Le rapport psychiatrique du prévenu ne montre pas d’anomalie mentale, ni d’abolition ou d’altération du discernement. Selon l’expert, Monsieur T. a un léger retard mental. Il souligne en outre une immaturité affective, ainsi qu’une consommation d’alcool et de cannabis. « Il a à moitié raison », reconnaît Monsieur T. S’il admet qu’il pourrait avoir besoin d’un suivi avec un psychologue ou un psychiatre, il ne voit personne, affirme qu’il n’en a pas les moyens. Il glisse à demi-mot avoir eu une enfance difficile, faite de traumatismes et de violences. L’enquête sociale montre qu’il vit dans un petit studio, seul, après avoir passé plusieurs années dans la rue, des circonstances qui expliquent sa consommation d’alcool. « Impossible de tenir, sinon ! », ajoute-t-il. Il touche le RSA. Dans son casier judiciaire, quatre condamnations, dont une dernière, récente, prononcée en avril 2023 pour des violences commises dans le métro où il a mordu la main de quelqu’un. À cette évocation, Monsieur T. rouspète. Le procureur en profite pour rappeler que le prévenu se savait sous le coup de cette condamnation et en attente d’un aménagement de cette peine avec un bracelet.
« Ne le faites pas moisir en semi-liberté ! »
Pour le procureur, le sentiment de menace de Monsieur T. pour expliquer son agressivité au moment des faits ne tient pas franchement la route. « Ce n’est pas quelqu’un de foncièrement méchant. Il a des difficultés mais il ne résiste pas à la frustration. C’était dans le métro en avril, cette fois, à une terrasse de café… mais on n’a pas à importuner les gens comme ça ! Quand on dit stop, il faut partir tranquillement. Le sursis probatoire n’a pas été suffisant, le bracelet non plus, les avertissements ne dissuadent pas. » Il requiert un an d’emprisonnement ferme avec un aménagement « de dernière chance ». Il préconise la semi-liberté comme une mesure adaptée à la situation de vulnérabilité du prévenu. Un moyen de pouvoir envisager sa réinsertion, un suivi des soins, tout en passant ses nuits en maison d’arrêt.

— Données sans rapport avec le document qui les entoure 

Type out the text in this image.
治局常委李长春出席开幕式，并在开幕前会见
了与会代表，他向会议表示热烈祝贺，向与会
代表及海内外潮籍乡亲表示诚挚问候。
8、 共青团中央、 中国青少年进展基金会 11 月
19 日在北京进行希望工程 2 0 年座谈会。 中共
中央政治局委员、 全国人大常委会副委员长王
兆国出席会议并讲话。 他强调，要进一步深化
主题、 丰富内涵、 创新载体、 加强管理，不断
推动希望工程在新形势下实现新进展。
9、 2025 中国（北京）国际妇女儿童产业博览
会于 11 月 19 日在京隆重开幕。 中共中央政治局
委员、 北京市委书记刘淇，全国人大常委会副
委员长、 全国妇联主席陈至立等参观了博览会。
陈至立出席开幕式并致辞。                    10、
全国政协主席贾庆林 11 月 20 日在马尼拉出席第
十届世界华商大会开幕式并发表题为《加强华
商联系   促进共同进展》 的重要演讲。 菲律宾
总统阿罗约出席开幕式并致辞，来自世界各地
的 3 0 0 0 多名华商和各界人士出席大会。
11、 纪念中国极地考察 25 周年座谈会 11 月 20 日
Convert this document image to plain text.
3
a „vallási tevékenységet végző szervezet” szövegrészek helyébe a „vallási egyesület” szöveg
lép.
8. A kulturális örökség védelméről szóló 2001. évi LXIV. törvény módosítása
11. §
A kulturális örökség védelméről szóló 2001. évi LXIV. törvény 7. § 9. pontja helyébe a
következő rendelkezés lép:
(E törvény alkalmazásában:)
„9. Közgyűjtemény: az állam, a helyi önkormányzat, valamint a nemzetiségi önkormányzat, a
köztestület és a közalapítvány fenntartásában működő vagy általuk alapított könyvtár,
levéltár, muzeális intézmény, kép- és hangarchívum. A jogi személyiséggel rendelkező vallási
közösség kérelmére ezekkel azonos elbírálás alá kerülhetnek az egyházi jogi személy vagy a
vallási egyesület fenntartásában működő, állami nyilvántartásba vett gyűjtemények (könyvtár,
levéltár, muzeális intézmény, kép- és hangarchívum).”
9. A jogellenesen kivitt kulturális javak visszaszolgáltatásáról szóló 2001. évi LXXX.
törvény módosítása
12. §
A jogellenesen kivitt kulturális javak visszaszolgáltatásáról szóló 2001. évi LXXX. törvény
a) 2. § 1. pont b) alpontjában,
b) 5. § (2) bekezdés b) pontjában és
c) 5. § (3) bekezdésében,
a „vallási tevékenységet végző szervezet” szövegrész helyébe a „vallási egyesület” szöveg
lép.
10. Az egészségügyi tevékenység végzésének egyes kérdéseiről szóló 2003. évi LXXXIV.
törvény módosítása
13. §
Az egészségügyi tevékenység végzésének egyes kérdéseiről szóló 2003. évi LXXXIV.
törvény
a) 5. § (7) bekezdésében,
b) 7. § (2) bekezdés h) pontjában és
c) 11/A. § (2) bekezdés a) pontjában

Au tour de l’avocate de Monsieur T. de prendre la parole. Elle donne des éléments de contexte à l’altercation, son lieu notamment : « Ça se passe dans sa rue, il essaie de rentrer chez lui, a cru reconnaître une amie d’une voisine qui lui aurait volé des choses. » Elle affirme que Monsieur T. n’a pas sorti un couteau en l’exhibant, mais qu’il a répondu à la demande de Monsieur S. de vider ses poches. « On aurait aimé qu’il soit présent pour clarifier ce point », souligne-t-elle. Son client a passé cinq ans dans la rue, cela ne fait que deux ans qu’il en est sorti. « Même en semi-liberté, vous allez le priver de ce studio, son toit, qu’il a mis des années à obtenir. Avoir des fenêtres, un chauffage, ça a un vrai sens pour lui. Ne le faites pas moisir en semi-liberté ! » Elle demande au juge la relaxe et la requalification des faits et que Monsieur T. soit condamné à effectuer des travaux d’intérêt général.
« Vous seriez d’accord pour des travaux d’intérêt général ? », s’enquit le juge. Monsieur T. acquiesce aussitôt. Au délibéré, il est finalement reconnu coupable et condamné à huit mois ferme aménagés en semi-liberté.